Il n’y aurait plus d’argent pour améliorer le réseau. De fait, la gratuité, pour atteindre ses objectifs de hausse de la fréquentation, doit s’accompagner d’une hausse de la qualité. C’est ce qui a été réalisé à Aubagne, Dunkerque, Gap… Ainsi, à Dunkerque, le temps d’attente pour un bus qui était d’une demi-heure est descendu à 10 minutes grâce à l’investissement dans des voies dédiées aux transports en commun.

Troisième cliché : « Ce n’est possible que dans les petites villes. »

Le Luxembourg, Dunkerque montrent que cela fonctionne bien également dans les grandes agglomérations.

Quatrième cliché : « La gratuité conduirait à un manque de respect du service et des infrastructures. »

Le documentaire, par la voie d’un conducteur sollicité, indique le contraire. Ce serait plutôt source de plus de sociabilité avec des usagers plus souriants, moins stressés. De plus, l’augmentation de la fréquentation associée à une diversité sociologique accrue des usagers est un frein efficace aux comportements inciviques, car celles et ceux qui seraient susceptibles de se laisser à des actes non vertueux sont « sous le regard des autres ».

Débats et échanges instructifs et fructueux

Le ressentiment qui pourrait naître entre celles et ceux qui paient plein pot les tickets de transport et celles et ceux qui bénéficient de la gratuité ou de tarifs réduits dits « sociaux » (chômeurs, étudiants, collégiens, personnes âgées…) devrait disparaître avec la gratuité universelle qui loge tout le monde à la même enseigne. La passion triste qu’est la jalousie est asséchée.

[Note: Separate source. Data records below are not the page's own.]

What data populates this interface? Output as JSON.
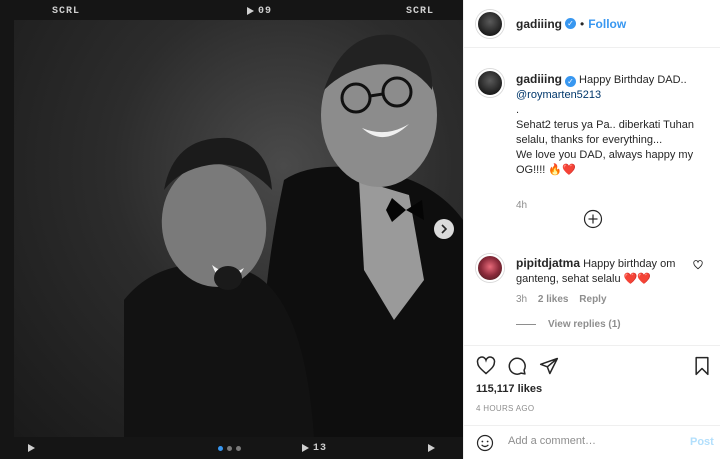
{
  "film": {
    "top_left": "SCRL",
    "top_center": "09",
    "top_right": "SCRL",
    "bottom_center": "13"
  },
  "carousel": {
    "slide_count": 3,
    "active_index": 0
  },
  "post": {
    "author": "gadiiing",
    "follow_label": "Follow",
    "separator": "•",
    "verified": true
  },
  "caption": {
    "username": "gadiiing",
    "text_line1": " Happy Birthday DAD..",
    "mention": "@roymarten5213",
    "text_rest_1": ".",
    "text_rest_2": "Sehat2 terus ya Pa.. diberkati Tuhan selalu, thanks for everything...",
    "text_rest_3": "We love you DAD, always happy my OG!!!! 🔥❤️",
    "time": "4h"
  },
  "comment": {
    "username": "pipitdjatma",
    "text": " Happy birthday om ganteng, sehat selalu ❤️❤️",
    "time": "3h",
    "likes": "2 likes",
    "reply_label": "Reply",
    "view_replies": "View replies (1)"
  },
  "stats": {
    "likes": "115,117 likes",
    "posted": "4 HOURS AGO"
  },
  "add_comment": {
    "placeholder": "Add a comment…",
    "post_label": "Post"
  },
  "colors": {
    "accent": "#3897f0",
    "muted": "#8e8e8e",
    "heart": "#ed4956",
    "post_disabled": "#b2dffc"
  }
}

Si le nombre d’usagers de la voiture individuelle, électrique ou thermique, diminue, cela devrait dégager de l’espace jusque-là dévolu aux stationnements pour créer des espaces verts et des puits de carbone qui permettraient de rafraîchir l’atmosphère des villes en période caniculaire.

La gratuité est aussi une opportunité pour redonner force à la notion de bien commun. La question de la délégation de service public confiée à des compagnies privées est posée.

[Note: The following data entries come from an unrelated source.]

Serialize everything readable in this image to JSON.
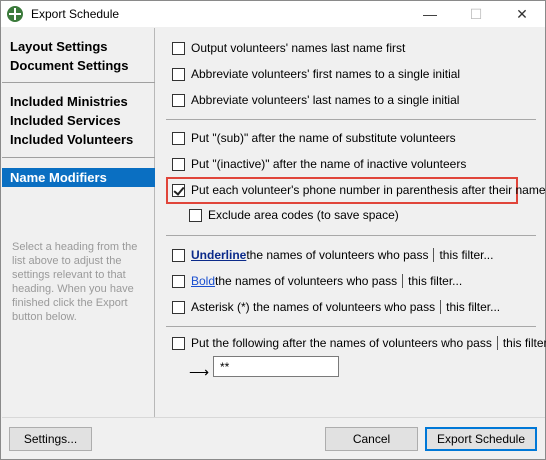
{
  "window": {
    "title": "Export Schedule",
    "controls": {
      "minimize": "—",
      "maximize": "☐",
      "close": "✕"
    }
  },
  "sidebar": {
    "group1": [
      "Layout Settings",
      "Document Settings"
    ],
    "group2": [
      "Included Ministries",
      "Included Services",
      "Included Volunteers"
    ],
    "selected": "Name Modifiers",
    "help": "Select a heading from the list above to adjust the settings relevant to that heading. When you have finished click the Export button below."
  },
  "options": {
    "last_name_first": "Output volunteers' names last name first",
    "abbrev_first": "Abbreviate volunteers' first names to a single initial",
    "abbrev_last": "Abbreviate volunteers' last names to a single initial",
    "sub": "Put \"(sub)\" after the name of substitute volunteers",
    "inactive": "Put \"(inactive)\" after the name of inactive volunteers",
    "phone": "Put each volunteer's phone number in parenthesis after their name",
    "exclude_area": "Exclude area codes (to save space)",
    "underline_word": "Underline",
    "underline_rest": " the names of volunteers who pass",
    "bold_word": "Bold",
    "bold_rest": " the names of volunteers who pass",
    "asterisk": "Asterisk (*) the names of volunteers who pass",
    "put_following": "Put the following after the names of volunteers who pass",
    "filter_link": "this filter...",
    "suffix_value": "**"
  },
  "buttons": {
    "settings": "Settings...",
    "cancel": "Cancel",
    "export": "Export Schedule"
  }
}
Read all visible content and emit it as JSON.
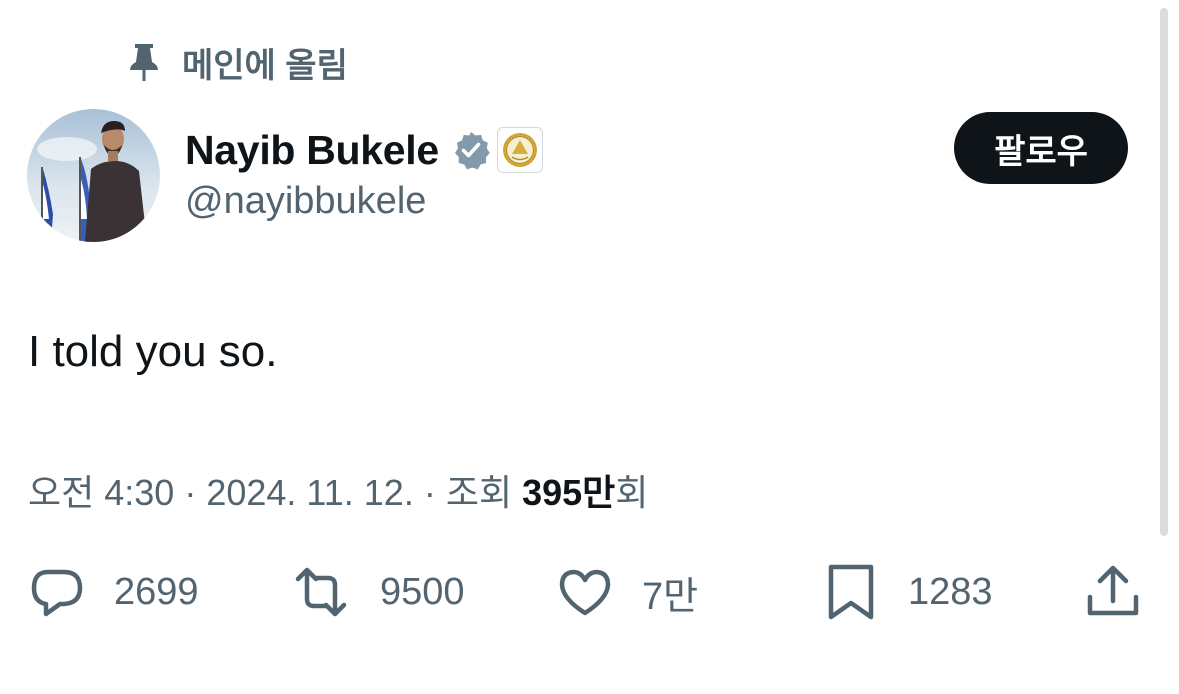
{
  "pinned": {
    "label": "메인에 올림",
    "icon": "pin-icon"
  },
  "author": {
    "name": "Nayib Bukele",
    "handle": "@nayibbukele",
    "verified_icon": "verified-badge-icon",
    "affiliate_icon": "el-salvador-seal-icon"
  },
  "follow_button": {
    "label": "팔로우"
  },
  "tweet": {
    "text": "I told you so."
  },
  "meta": {
    "time": "오전 4:30",
    "separator": " · ",
    "date": "2024. 11. 12.",
    "views_label": "조회 ",
    "views_count": "395만",
    "views_suffix": "회"
  },
  "actions": {
    "replies": "2699",
    "reposts": "9500",
    "likes": "7만",
    "bookmarks": "1283"
  },
  "colors": {
    "text_primary": "#0f1419",
    "text_secondary": "#536471",
    "verified_badge": "#829aab",
    "button_bg": "#0f1419"
  }
}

Une problématique locale est soulevée : celle de désengorger la vallée de Thann, véritable goulet d’étranglement, constamment lieu de « bouchons » qui allongent les temps de déplacements et produisent un accroissement de la pollution.

Des élus d’opposition de M2A(5)Mulhouse Alsace Agglomération, nom de la communauté d’agglomération. reprochent la fin de non-recevoir aux propositions de gratuité qui inclurait la périphérie. Ils rappellent que la gratuité coûterait 11 millions d’€, soit les 15 % financés par les usagers. Il faut cependant rappeler que la hausse de la fréquentation ne tient pas qu’à la gratuité, mais à l’amélioration du réseau. Cela signifie qu’il faudrait sans doute plus que 11 millions d’€, notamment en investissement.

La question du financement est abordée sous l’angle de la dette publique qui limiterait les capacités d’investissement, voire empêcherait la mise en place d’un service public de transport en commun haut de gamme. Cette dette publique souvent opposée aux partisans de services publics de qualité pourrait être écartée par un « moratoire sur son remboursement ».

Que conclure ? Transports en commun gratuits, justice sociale, laïcité mêmes combats

Concernant la gratuité qui n’existe pas, car quelqu’un paie toujours, soit la collectivité, soit l’usager, soit les deux, il faut préciser que c’est l’usage qui est gratuit et que la collectivité finance au travers de la taxe sur les transports et des recettes issues des impôts. Ainsi, quelle que soit la situation de fortune des uns et des autres, l’accès n’est pas obéré par des questions de niveau de revenu ou d’absence de revenu.

Nous pouvons établir un parallèle avec l’école publique, gratuite et laïque instaurée dans les années 1880. La majorité des législateurs de l’époque a estimé qu’il était de l’intérêt général et national de sortir tous les jeunes gens de l’état de dépendance que peut constituer, parfois, le conditionnement familial (pas dans toutes les familles fort heureusement) ou le conditionnement dans certains quartiers où dominent des intégrismes et obscurantismes divers, de sortir tous les jeunes gens de l’état d’ignorance. Il y allait de la pérennité du régime républicain qui a besoin de citoyens libres, conscients et éclairés.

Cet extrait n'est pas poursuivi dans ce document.